Congress’s non-partisan scorekeeper didn’t find any big savings for the U.S. government in a Senate bill designed to stabilize Obamacare, but the reason for that is a technicality.
The bipartisan legislation, from Republican Senator Lamar Alexander and Democrat Patty Murray, would explicitly fund the Affordable Care Act’s cost-sharing reduction payments through 2019, while offering more flexibility for states to set up their own insurance markets. This month President Donald Trump halted the payments -- which reimburse health insurers for offering reduced co-pays and deductibles to lower-income customers -- amid a dispute over their legality.
Funding the payments known as CSRs doesn’t have a cost or benefit, according to CBO, because the they are already included in the agency’s baseline estimates. The agency used the baseline that assumes the CSRs are made after consulting with Budget committees in the House and Senate, according to the report.
Without the payments, insurers are set to hike their premiums significantly for next year. The bill’s sponsors say that under more realistic analysis, funding the payments would save the government some $200 billion over ten years.
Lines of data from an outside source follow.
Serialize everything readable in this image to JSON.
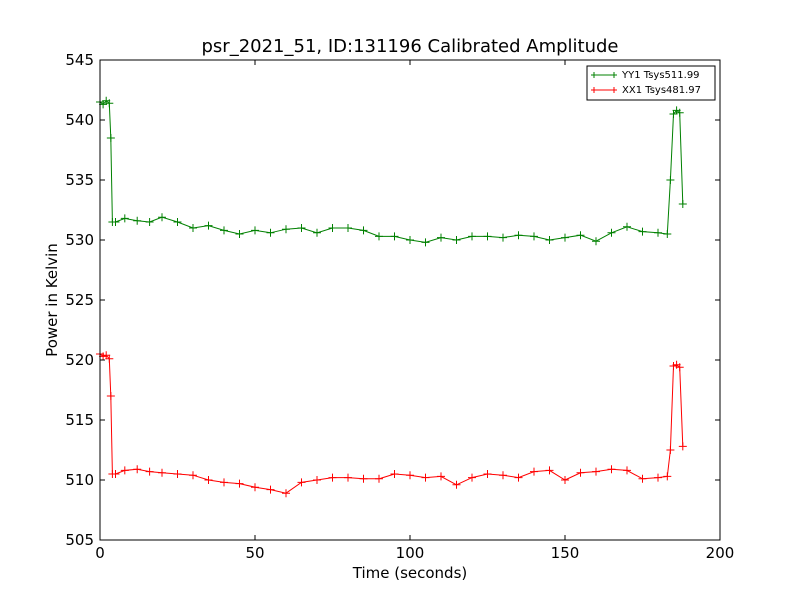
{
  "chart_data": {
    "type": "line",
    "title": "psr_2021_51, ID:131196 Calibrated Amplitude",
    "xlabel": "Time (seconds)",
    "ylabel": "Power in Kelvin",
    "xlim": [
      0,
      200
    ],
    "ylim": [
      505,
      545
    ],
    "xticks": [
      0,
      50,
      100,
      150,
      200
    ],
    "yticks": [
      505,
      510,
      515,
      520,
      525,
      530,
      535,
      540,
      545
    ],
    "legend_position": "top-right",
    "series": [
      {
        "name": "YY1 Tsys511.99",
        "color": "#008000",
        "marker": "+",
        "x": [
          0,
          1,
          2,
          3,
          3.5,
          4,
          5,
          8,
          12,
          16,
          20,
          25,
          30,
          35,
          40,
          45,
          50,
          55,
          60,
          65,
          70,
          75,
          80,
          85,
          90,
          95,
          100,
          105,
          110,
          115,
          120,
          125,
          130,
          135,
          140,
          145,
          150,
          155,
          160,
          165,
          170,
          175,
          180,
          183,
          184,
          185,
          186,
          187,
          188
        ],
        "y": [
          541.5,
          541.3,
          541.6,
          541.4,
          538.5,
          531.5,
          531.5,
          531.8,
          531.6,
          531.5,
          531.9,
          531.5,
          531.0,
          531.2,
          530.8,
          530.5,
          530.8,
          530.6,
          530.9,
          531.0,
          530.6,
          531.0,
          531.0,
          530.8,
          530.3,
          530.3,
          530.0,
          529.8,
          530.2,
          530.0,
          530.3,
          530.3,
          530.2,
          530.4,
          530.3,
          530.0,
          530.2,
          530.4,
          529.9,
          530.6,
          531.1,
          530.7,
          530.6,
          530.5,
          535.0,
          540.5,
          540.8,
          540.6,
          533.0
        ]
      },
      {
        "name": "XX1 Tsys481.97",
        "color": "#ff0000",
        "marker": "+",
        "x": [
          0,
          1,
          2,
          3,
          3.5,
          4,
          5,
          8,
          12,
          16,
          20,
          25,
          30,
          35,
          40,
          45,
          50,
          55,
          60,
          65,
          70,
          75,
          80,
          85,
          90,
          95,
          100,
          105,
          110,
          115,
          120,
          125,
          130,
          135,
          140,
          145,
          150,
          155,
          160,
          165,
          170,
          175,
          180,
          183,
          184,
          185,
          186,
          187,
          188
        ],
        "y": [
          520.5,
          520.3,
          520.4,
          520.1,
          517.0,
          510.5,
          510.5,
          510.8,
          510.9,
          510.7,
          510.6,
          510.5,
          510.4,
          510.0,
          509.8,
          509.7,
          509.4,
          509.2,
          508.9,
          509.8,
          510.0,
          510.2,
          510.2,
          510.1,
          510.1,
          510.5,
          510.4,
          510.2,
          510.3,
          509.6,
          510.2,
          510.5,
          510.4,
          510.2,
          510.7,
          510.8,
          510.0,
          510.6,
          510.7,
          510.9,
          510.8,
          510.1,
          510.2,
          510.3,
          512.5,
          519.5,
          519.6,
          519.4,
          512.8
        ]
      }
    ]
  }
}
“If CSRs are not paid, premiums in 2018 will go up an average of 20 percent, the federal debt will increase by $194 billion over ten years, due to the extra cost of subsidies to pay the higher premiums, and up to 16 million Americans may live in counties where they are not able to buy any insurance in the individual market,” Alexander and Murray said in a joint statement shortly after the CBO released its report.
The Alexander-Murray proposal would reduce the deficit by $3.8 billion, CBO said. The agency also found that the measure would have little effect on the number of people enrolled in Obamacare’s insurance markets.